Les propos du président contre "La Voix de Djibouti", le seul média indépendant tenu par des journalistes djiboutiens, relèvent de la calomnie et ne visent qu’à détourner l’attention sur l’absence totale de liberté de la presse dans son pays, dénonce RSF.
Cet article a été initialement publié sur rsf.org le 9 décembre 2020.
Dans une interview, le président djiboutien Ismaïl Omar Guelleh a calomnié le seul média indépendant tenu par des journalistes djiboutiens contraints de travailler dans la clandestinité pour échapper à la répression. Reporters sans frontières (RSF) dénonce des propos mensongers dont le seul but est de détourner l’attention sur l’absence totale de la liberté de la presse à Djibouti.
Interrogé sur la liberté dans la presse dans son pays par le magazine mensuel français Jeune Afrique, le président djiboutien, Ismaïl Omar Guelleh, a tenu des propos mensongers pour discréditer La Voix de Djibouti (LVD), un média en exil, qui demeure à ce jour la seule radio et web TV indépendante tenue par des djiboutiens. Le chef de l’Etat, qui pourrait se présenter pour un cinquième mandat en avril prochain, a qualifié LVD de “site d’opposition basé à Bruxelles”, présenté ses journalistes comme des “quidams parfois à peine alphabétisés » et assuré n’avoir “emprisonné personne”. Difficile d’énoncer autant de contre-vérités en deux phrases seulement.
Mais la propagande du régime djiboutien ne résiste pas à l’épreuve des faits. Le siège de LVD se situe à Paris et non à Bruxelles et ses journalistes sont obligés de travailler dans la clandestinité pour échapper à la répression du régime. Depuis un peu plus d’un an, ils ont été arrêtés à au moins six reprises, comme l’a documenté et dénoncé RSF.
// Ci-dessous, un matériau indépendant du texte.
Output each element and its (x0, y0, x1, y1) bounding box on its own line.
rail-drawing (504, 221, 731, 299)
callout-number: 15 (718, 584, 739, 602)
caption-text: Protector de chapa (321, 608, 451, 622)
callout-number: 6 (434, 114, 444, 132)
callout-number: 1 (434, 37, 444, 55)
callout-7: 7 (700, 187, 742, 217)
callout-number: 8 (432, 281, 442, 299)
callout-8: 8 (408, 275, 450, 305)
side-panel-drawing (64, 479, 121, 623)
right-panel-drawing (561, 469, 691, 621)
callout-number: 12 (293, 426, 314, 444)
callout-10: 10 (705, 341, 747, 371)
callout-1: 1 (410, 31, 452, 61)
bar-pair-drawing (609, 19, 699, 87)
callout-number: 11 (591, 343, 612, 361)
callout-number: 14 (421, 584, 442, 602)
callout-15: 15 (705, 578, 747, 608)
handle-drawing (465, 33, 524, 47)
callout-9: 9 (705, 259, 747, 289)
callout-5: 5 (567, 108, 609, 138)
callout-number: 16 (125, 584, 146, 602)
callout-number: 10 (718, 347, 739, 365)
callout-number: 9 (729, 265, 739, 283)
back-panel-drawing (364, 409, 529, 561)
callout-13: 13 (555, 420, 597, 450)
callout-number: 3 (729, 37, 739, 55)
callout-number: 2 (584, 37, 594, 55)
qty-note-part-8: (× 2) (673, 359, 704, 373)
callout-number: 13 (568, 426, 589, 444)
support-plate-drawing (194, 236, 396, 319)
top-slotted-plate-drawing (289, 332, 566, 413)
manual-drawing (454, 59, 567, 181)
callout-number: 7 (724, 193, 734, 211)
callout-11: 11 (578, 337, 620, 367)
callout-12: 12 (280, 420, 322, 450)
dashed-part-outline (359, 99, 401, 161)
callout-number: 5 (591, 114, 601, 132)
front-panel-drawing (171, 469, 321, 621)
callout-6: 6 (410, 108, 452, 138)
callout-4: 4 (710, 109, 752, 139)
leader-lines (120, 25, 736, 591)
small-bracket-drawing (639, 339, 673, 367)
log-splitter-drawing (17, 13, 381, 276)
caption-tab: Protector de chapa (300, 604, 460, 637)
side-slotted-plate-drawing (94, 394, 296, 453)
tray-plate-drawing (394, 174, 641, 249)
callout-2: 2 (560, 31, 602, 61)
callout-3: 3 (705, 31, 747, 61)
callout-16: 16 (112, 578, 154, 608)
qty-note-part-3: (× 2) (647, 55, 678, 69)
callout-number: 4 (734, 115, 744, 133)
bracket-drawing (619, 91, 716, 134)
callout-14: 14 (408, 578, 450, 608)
Loin d’être des analphabètes, les journalistes de ce média sont pour la plupart diplômés de l’enseignement supérieur. Certains ont suivi des formations en journalisme à l’étranger. La plupart parlent plusieurs langues.
Par ailleurs, si le média compte des sympathisants parmi les membres de l’opposition, il est indépendant dans son financement et ouvert à toutes les voix dans sa ligne éditoriale. Dans ses derniers exercices comptables 2018 et 2019 consultés par RSF, aucune contribution financière ne provient de l’opposition djiboutienne. La programmation et les contenus proposés offrent des espaces d’expression, de débats et d’informations indépendantes qui ne sont tout simplement pas autorisés à Djibouti dont le paysage médiatique se limite aux seuls médias d’Etat, contraints et forcés de relayer la propagande du pouvoir. Les membres du régime sont régulièrement conviés, comme ce fut le cas dernièrement pour Abdourahman Mohamed Allaleh, vice-président de la coalition au pouvoir, invité à débattre de l’actualité contre un membre du principal parti de l’opposition. Si les proches et les membres du pouvoir sont régulièrement sollicités, ils donnent rarement suite et refusent de s’exprimer comme a pu le constater RSF dans les messages reçus par le directeur de LVD.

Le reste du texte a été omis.